反抗期の七瀬くんに溺愛される方法

 ――まったく、どこまで無防備なんだよ。
 射的コーナーの前で、子どもみたいに目を輝かせてる小春を見て、思わずため息が出た。

「やる?」
「うん!見てて!」

 構えたのはいいけど、弾は全部はずれ。
 そのたびに悔しそうに眉を寄せる顔が、なんかおかしくて、気づけば口元が緩んでいた。

「笑った?」
「別に」

 ……あの頃と変わんねぇな。
 昔もこんな顔して、金魚すくいのポイを破って泣いてたっけ。

 仕方なく一発だけ打って、的を落とす。
 落ちたぬいぐるみを拾って、無造作に渡した。

「ほら」
「え、これもらっていいの?」
「いらねぇし。

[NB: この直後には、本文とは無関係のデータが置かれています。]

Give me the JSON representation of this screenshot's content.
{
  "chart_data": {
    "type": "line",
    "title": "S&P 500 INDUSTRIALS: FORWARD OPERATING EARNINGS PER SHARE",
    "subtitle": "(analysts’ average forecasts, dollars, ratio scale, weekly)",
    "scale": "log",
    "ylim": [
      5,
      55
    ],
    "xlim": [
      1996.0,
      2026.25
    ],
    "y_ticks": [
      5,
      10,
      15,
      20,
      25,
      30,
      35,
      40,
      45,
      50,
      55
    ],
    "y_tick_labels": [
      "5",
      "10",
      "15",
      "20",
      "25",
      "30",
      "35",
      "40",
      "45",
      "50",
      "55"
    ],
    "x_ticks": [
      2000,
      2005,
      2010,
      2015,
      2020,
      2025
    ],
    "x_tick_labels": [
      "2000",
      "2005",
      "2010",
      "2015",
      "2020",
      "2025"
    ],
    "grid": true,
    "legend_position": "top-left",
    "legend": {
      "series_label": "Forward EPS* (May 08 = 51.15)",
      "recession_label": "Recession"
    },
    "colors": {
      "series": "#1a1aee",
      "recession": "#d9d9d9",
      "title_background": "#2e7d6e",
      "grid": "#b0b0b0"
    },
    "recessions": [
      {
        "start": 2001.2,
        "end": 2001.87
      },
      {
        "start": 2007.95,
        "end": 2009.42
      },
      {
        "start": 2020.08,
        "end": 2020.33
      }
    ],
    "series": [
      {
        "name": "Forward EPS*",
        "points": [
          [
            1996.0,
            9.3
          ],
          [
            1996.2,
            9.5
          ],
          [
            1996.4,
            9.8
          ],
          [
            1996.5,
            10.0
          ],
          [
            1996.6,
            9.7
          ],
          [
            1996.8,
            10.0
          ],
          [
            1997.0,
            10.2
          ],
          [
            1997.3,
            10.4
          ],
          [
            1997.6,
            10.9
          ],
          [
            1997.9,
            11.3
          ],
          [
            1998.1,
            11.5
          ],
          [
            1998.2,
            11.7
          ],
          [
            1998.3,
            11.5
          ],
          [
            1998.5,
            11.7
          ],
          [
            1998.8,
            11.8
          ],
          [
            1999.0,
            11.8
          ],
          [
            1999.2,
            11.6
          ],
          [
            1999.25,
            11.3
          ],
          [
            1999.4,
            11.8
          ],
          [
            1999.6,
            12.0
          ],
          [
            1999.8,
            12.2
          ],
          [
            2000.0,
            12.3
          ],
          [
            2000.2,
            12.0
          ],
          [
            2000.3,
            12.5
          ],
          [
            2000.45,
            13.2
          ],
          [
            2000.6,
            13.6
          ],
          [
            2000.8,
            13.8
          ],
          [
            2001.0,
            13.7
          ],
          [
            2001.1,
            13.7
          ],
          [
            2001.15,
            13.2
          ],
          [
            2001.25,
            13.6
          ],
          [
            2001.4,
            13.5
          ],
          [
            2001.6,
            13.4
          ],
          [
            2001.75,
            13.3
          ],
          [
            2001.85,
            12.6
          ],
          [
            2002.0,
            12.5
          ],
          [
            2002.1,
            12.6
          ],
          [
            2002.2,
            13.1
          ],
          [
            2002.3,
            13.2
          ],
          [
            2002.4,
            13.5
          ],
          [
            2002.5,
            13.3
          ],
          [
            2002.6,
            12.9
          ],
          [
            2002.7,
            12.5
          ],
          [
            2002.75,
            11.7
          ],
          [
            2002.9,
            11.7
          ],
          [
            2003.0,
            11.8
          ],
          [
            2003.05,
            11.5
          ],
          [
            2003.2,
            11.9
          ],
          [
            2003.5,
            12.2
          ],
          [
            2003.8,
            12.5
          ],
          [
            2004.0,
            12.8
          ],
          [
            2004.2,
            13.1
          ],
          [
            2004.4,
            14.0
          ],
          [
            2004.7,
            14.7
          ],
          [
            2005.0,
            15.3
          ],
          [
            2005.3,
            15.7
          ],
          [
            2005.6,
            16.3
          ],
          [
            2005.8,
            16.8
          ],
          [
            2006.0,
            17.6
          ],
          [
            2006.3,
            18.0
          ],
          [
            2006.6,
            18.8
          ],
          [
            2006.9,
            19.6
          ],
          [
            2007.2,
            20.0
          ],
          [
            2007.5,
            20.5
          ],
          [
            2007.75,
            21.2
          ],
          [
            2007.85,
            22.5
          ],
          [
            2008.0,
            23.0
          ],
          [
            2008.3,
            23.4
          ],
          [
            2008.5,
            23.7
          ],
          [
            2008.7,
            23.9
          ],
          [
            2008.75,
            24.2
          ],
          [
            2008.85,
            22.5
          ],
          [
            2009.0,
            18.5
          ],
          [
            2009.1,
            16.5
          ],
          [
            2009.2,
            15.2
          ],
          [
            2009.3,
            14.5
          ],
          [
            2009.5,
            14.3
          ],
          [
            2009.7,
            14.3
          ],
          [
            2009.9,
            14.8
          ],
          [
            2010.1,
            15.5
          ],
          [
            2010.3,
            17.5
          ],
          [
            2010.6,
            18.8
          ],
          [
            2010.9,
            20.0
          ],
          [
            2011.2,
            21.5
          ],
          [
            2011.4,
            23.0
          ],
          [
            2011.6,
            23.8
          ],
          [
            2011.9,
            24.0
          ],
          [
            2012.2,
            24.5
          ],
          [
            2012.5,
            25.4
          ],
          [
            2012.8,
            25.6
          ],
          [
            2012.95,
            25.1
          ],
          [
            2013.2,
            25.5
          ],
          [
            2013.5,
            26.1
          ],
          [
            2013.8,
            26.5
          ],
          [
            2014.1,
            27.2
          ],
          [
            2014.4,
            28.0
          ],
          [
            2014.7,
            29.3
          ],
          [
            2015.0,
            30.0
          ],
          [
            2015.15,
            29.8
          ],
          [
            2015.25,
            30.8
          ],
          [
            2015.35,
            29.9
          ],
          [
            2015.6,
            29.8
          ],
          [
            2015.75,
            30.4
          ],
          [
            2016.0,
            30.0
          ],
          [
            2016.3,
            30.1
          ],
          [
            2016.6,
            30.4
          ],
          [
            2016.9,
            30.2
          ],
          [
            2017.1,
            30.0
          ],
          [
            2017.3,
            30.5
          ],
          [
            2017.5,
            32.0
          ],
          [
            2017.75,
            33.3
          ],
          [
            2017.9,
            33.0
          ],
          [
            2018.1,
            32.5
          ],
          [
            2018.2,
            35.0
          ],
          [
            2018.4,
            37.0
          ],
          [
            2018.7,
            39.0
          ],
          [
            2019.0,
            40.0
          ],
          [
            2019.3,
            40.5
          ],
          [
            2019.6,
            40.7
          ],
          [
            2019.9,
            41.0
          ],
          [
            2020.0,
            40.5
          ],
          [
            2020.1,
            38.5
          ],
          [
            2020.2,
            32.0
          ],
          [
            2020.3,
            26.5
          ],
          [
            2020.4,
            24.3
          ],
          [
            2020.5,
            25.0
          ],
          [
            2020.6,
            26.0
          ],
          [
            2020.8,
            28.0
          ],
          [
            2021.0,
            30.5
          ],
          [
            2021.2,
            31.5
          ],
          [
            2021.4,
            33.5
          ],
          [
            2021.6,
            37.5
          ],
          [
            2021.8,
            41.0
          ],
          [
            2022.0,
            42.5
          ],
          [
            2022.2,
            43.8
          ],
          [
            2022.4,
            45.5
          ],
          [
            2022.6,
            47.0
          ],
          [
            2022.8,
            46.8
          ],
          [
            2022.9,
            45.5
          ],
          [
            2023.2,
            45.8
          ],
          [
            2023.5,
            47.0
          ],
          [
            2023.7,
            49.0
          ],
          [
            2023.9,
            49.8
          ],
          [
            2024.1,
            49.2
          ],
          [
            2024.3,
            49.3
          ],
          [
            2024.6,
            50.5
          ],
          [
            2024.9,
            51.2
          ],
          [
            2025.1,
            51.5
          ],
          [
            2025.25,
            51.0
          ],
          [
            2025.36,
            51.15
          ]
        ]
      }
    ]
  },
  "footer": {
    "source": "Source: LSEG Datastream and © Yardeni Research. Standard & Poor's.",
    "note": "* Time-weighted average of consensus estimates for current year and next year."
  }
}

おまえ、こういうの好きだろ」

 笑って抱きしめた瞬間、小春の顔がぱっと明るくなって――
 それだけで、なんかもう胸の奥がくすぐったくなった。

 そのあと焼きそばを食いに行こうと言い出して、
 嬉しそうにソースまみれの顔で笑ってるのを見て、
 思わず指で拭ってしまった。

「……ほら」
 触れた指先に、体温が残って。
 小春が固まるのが分かって、俺の方が動揺した。

 ……バカ。なんで意識してんだよ。
 目を逸らして、いつものように言葉でごまかす。
「行くぞ」

 離した手が、妙に寂しく感じた。

 ベンチに座って空を見上げる小春を、横目で見た。
 風に髪が揺れて、目を細めてる。
 
 その横顔を見ながら、昔、一緒に夏祭りに行った時のことを思い出していた。
 あの夏の夜、小春を見失って、泣きそうになりながら探したこと。
 見つけた瞬間のあの安心と、怖さ。
 あの時、胸の奥で何かが変わった気がする。

 ――小春が、いなくなるのが怖い。

 あれから何年経っても、その気持ちは消えてねぇ。

「……おまえ、ぼーっとしてどうしたんだ?」
「ううん、なんでもない」

 その笑顔を見た瞬間、また胸が締めつけられる。
 小春の“なんでもない”は、だいたい嘘だって知っている。